Reading Diary of a Wimpy Kid reminded me of watching the YouTube video about the little boy on Ellen that I had showed earlier this semester. A big part of the humor is based on the fact that Greg thinks he is so mature and knowledgeable, comparing himself to not only his peers, but the adults in his life as well. I couldn’t help but laugh as he wrote things like, “I’m sure Dad thinks I’ve got a screw loose or something” (13). As I was considering this, I noticed that this is written primarily as a children’s book, and realized the average child would not understand how his “maturity” is humorous. As a matter of fact, they would probably take it just as seriously and agree that he is smarter than the adults and other kids in his life.
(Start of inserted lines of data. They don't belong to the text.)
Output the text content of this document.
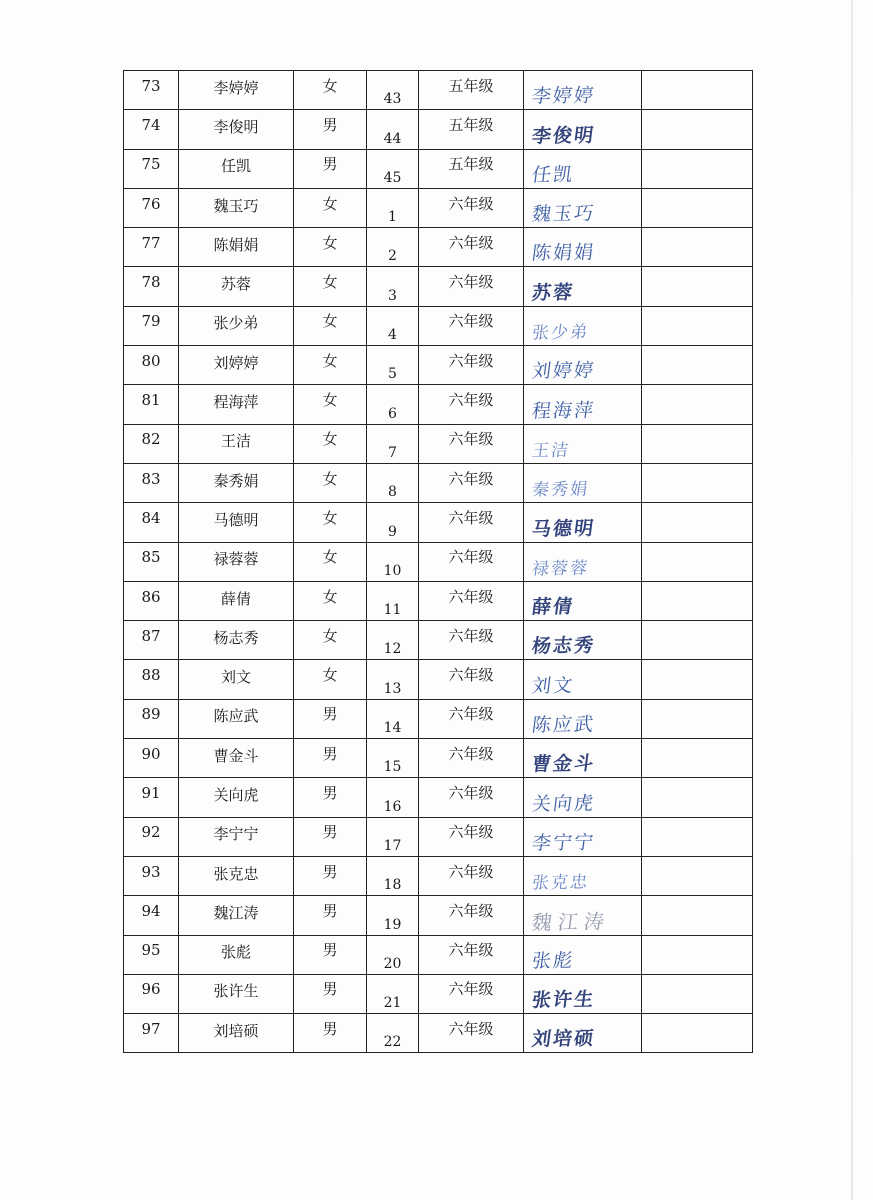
73	李婷婷	女	43	五年级	李婷婷	

74	李俊明	男	44	五年级	李俊明	

75	任凯	男	45	五年级	任凯	

76	魏玉巧	女	1	六年级	魏玉巧	

77	陈娟娟	女	2	六年级	陈娟娟	

78	苏蓉	女	3	六年级	苏蓉	

79	张少弟	女	4	六年级	张少弟	

80	刘婷婷	女	5	六年级	刘婷婷	

81	程海萍	女	6	六年级	程海萍	

82	王洁	女	7	六年级	王洁	

83	秦秀娟	女	8	六年级	秦秀娟	

84	马德明	女	9	六年级	马德明	

85	禄蓉蓉	女	10	六年级	禄蓉蓉	

86	薛倩	女	11	六年级	薛倩	

87	杨志秀	女	12	六年级	杨志秀	

88	刘文	女	13	六年级	刘文	

89	陈应武	男	14	六年级	陈应武	

90	曹金斗	男	15	六年级	曹金斗	

91	关向虎	男	16	六年级	关向虎	

92	李宁宁	男	17	六年级	李宁宁	

93	张克忠	男	18	六年级	张克忠	

94	魏江涛	男	19	六年级	魏江涛	

95	张彪	男	20	六年级	张彪	

96	张许生	男	21	六年级	张许生	

97	刘培硕	男	22	六年级	刘培硕	
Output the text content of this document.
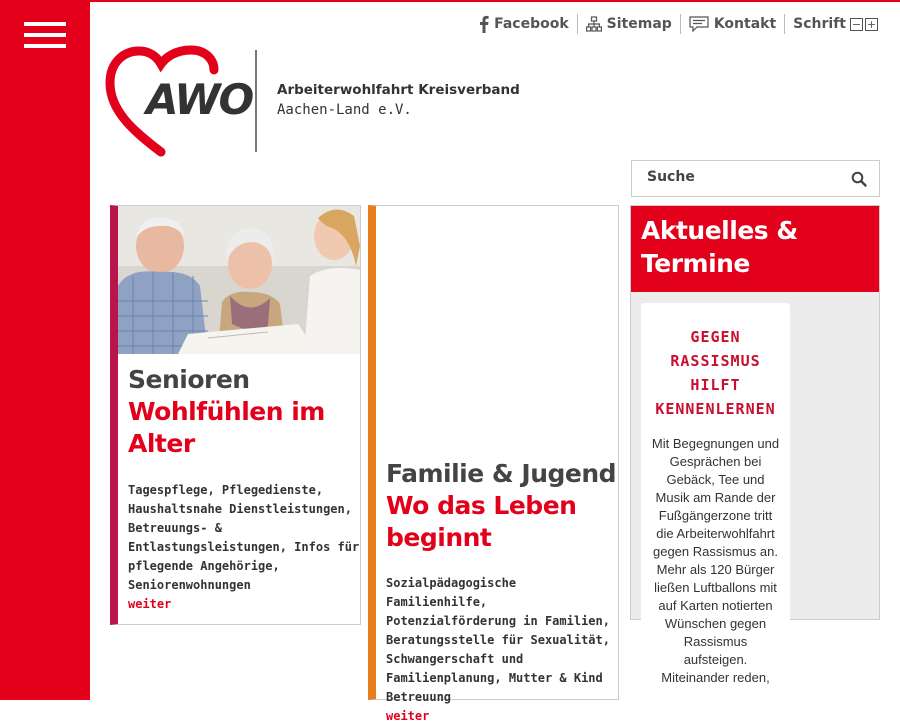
Facebook	Sitemap	Kontakt Schrift − +
AWO Arbeiterwohlfahrt Kreisverband
Aachen-Land e.V.
Suche
Senioren
Wohlfühlen im
Alter
Tagespflege, Pflegedienste,
Haushaltsnahe Dienstleistungen,
Betreuungs- &
Entlastungsleistungen, Infos für
pflegende Angehörige,
Seniorenwohnungen
weiter
Familie & Jugend
Wo das Leben
beginnt
Sozialpädagogische Familienhilfe,
Potenzialförderung in Familien,
Beratungsstelle für Sexualität,
Schwangerschaft und
Familienplanung, Mutter & Kind
Betreuung
weiter
Aktuelles &
Termine
GEGEN
RASSISMUS
HILFT
KENNENLERNEN

Mit Begegnungen und Gesprächen bei Gebäck, Tee und Musik am Rande der Fußgängerzone tritt die Arbeiterwohlfahrt gegen Rassismus an. Mehr als 120 Bürger ließen Luftballons mit auf Karten notierten Wünschen gegen Rassismus aufsteigen. Miteinander reden,
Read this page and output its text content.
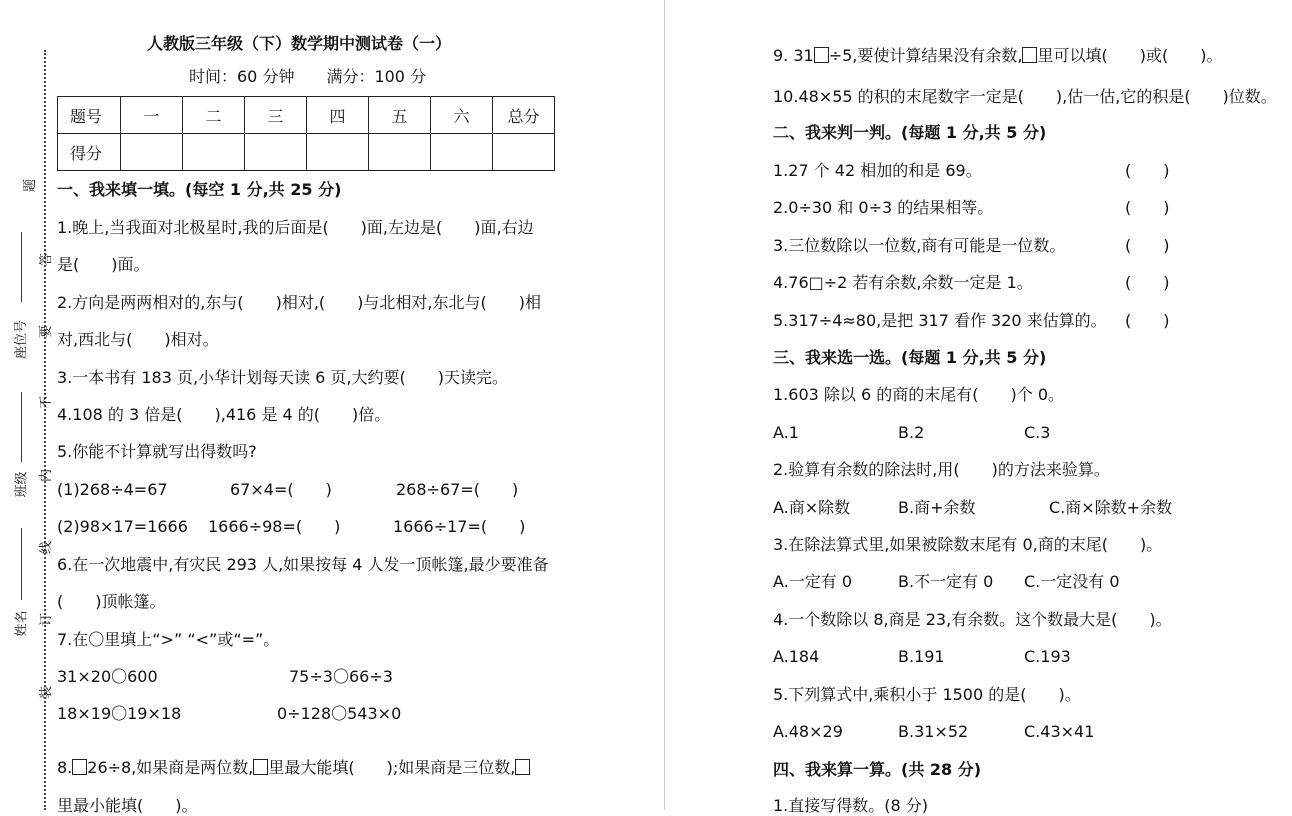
题
答
要
不
内
线
订
装
座位号
班级
姓名
人教版三年级（下）数学期中测试卷（一）
时间：60 分钟　　满分：100 分
题号	一	二	三	四	五	六	总分
得分							
一、我来填一填。(每空 1 分,共 25 分)
1.晚上,当我面对北极星时,我的后面是(　　)面,左边是(　　)面,右边
是(　　)面。
2.方向是两两相对的,东与(　　)相对,(　　)与北相对,东北与(　　)相
对,西北与(　　)相对。
3.一本书有 183 页,小华计划每天读 6 页,大约要(　　)天读完。
4.108 的 3 倍是(　　),416 是 4 的(　　)倍。
5.你能不计算就写出得数吗?
(1)268÷4=67	67×4=(　　)	268÷67=(　　)
(2)98×17=1666 1666÷98=(　　)	1666÷17=(　　)
6.在一次地震中,有灾民 293 人,如果按每 4 人发一顶帐篷,最少要准备
(　　)顶帐篷。
7.在〇里填上“>” “<”或“=”。
31×20〇600	75÷3〇66÷3
18×19〇19×18	0÷128〇543×0
8. 26÷8,如果商是两位数, 里最大能填(　　);如果商是三位数,
里最小能填(　　)。
9. 31 ÷5,要使计算结果没有余数, 里可以填(　　)或(　　)。
10.48×55 的积的末尾数字一定是(　　),估一估,它的积是(　　)位数。
二、我来判一判。(每题 1 分,共 5 分)
1.27 个 42 相加的和是 69。	(　　)
2.0÷30 和 0÷3 的结果相等。	(　　)
3.三位数除以一位数,商有可能是一位数。	(　　)
4.76□÷2 若有余数,余数一定是 1。	(　　)
5.317÷4≈80,是把 317 看作 320 来估算的。 (　　)
三、我来选一选。(每题 1 分,共 5 分)
1.603 除以 6 的商的末尾有(　　)个 0。
A.1	B.2	C.3
2.验算有余数的除法时,用(　　)的方法来验算。
A.商×除数	B.商+余数	C.商×除数+余数
3.在除法算式里,如果被除数末尾有 0,商的末尾(　　)。
A.一定有 0	B.不一定有 0 C.一定没有 0
4.一个数除以 8,商是 23,有余数。这个数最大是(　　)。
A.184	B.191	C.193
5.下列算式中,乘积小于 1500 的是(　　)。
A.48×29	B.31×52	C.43×41
四、我来算一算。(共 28 分)
1.直接写得数。(8 分)
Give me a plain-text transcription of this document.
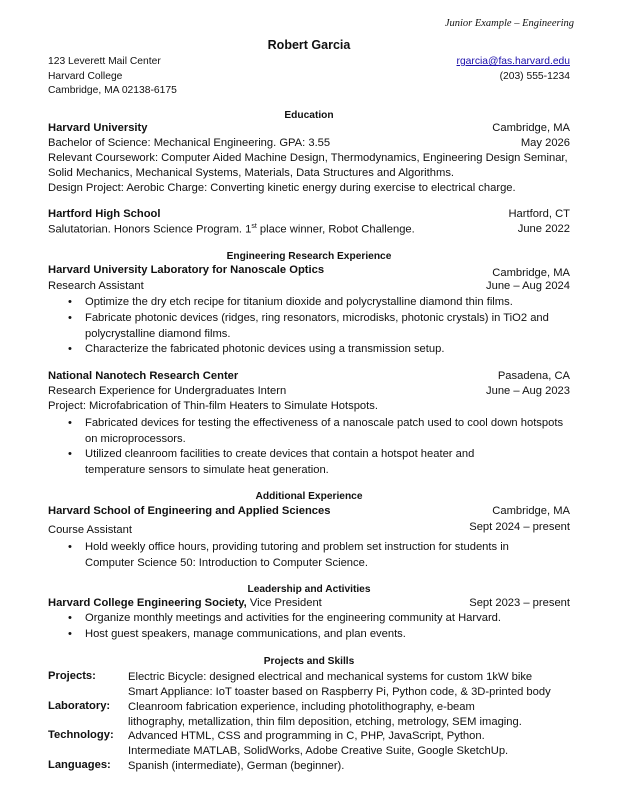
Junior Example – Engineering
Robert Garcia
123 Leverett Mail Center
Harvard College
Cambridge, MA 02138-6175
rgarcia@fas.harvard.edu
(203) 555-1234
Education
Harvard University	Cambridge, MA
Bachelor of Science: Mechanical Engineering. GPA: 3.55	May 2026
Relevant Coursework: Computer Aided Machine Design, Thermodynamics, Engineering Design Seminar,
Solid Mechanics, Mechanical Systems, Materials, Data Structures and Algorithms.
Design Project: Aerobic Charge: Converting kinetic energy during exercise to electrical charge.
Hartford High School	Hartford, CT
Salutatorian. Honors Science Program. 1st place winner, Robot Challenge.	June 2022
Engineering Research Experience
Harvard University Laboratory for Nanoscale Optics	Cambridge, MA
Research Assistant	June – Aug 2024
•	Optimize the dry etch recipe for titanium dioxide and polycrystalline diamond thin films.
•	Fabricate photonic devices (ridges, ring resonators, microdisks, photonic crystals) in TiO2 and polycrystalline diamond films.
•	Characterize the fabricated photonic devices using a transmission setup.
National Nanotech Research Center	Pasadena, CA
Research Experience for Undergraduates Intern	June – Aug 2023
Project: Microfabrication of Thin-film Heaters to Simulate Hotspots.
•	Fabricated devices for testing the effectiveness of a nanoscale patch used to cool down hotspots on microprocessors.
•	Utilized cleanroom facilities to create devices that contain a hotspot heater and temperature sensors to simulate heat generation.
Additional Experience
Harvard School of Engineering and Applied Sciences	Cambridge, MA
Course Assistant	Sept 2024 – present
•	Hold weekly office hours, providing tutoring and problem set instruction for students in Computer Science 50: Introduction to Computer Science.
Leadership and Activities
Harvard College Engineering Society, Vice President	Sept 2023 – present
•	Organize monthly meetings and activities for the engineering community at Harvard.
•	Host guest speakers, manage communications, and plan events.
Projects and Skills
Projects:	Electric Bicycle: designed electrical and mechanical systems for custom 1kW bike
Smart Appliance: IoT toaster based on Raspberry Pi, Python code, & 3D-printed body
Laboratory: Cleanroom fabrication experience, including photolithography, e-beam
lithography, metallization, thin film deposition, etching, metrology, SEM imaging.
Technology: Advanced HTML, CSS and programming in C, PHP, JavaScript, Python.
Intermediate MATLAB, SolidWorks, Adobe Creative Suite, Google SketchUp.
Languages: Spanish (intermediate), German (beginner).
Unlike me reading it from the perspective of a college student (and adult, I guess), children would find the entertainment and humor in the comical drawings and relatable aspects of middle school, like the cheese touch and being forced to participate in the school play. They would enjoy reading about how Greg avoided his punishments by going to Rowley’s house and took advantage of the role of Safety Patrol.
Overall, I believe Kinney works with humor in two different ways in Diary of a Wimpy Kid. In one way, he uses the ignorant innocence of children to amuse adults and make them laugh, while writing specifically for children. He continues to make the children laugh as he explores the daily life of Greg and all the trouble and humor that comes with it.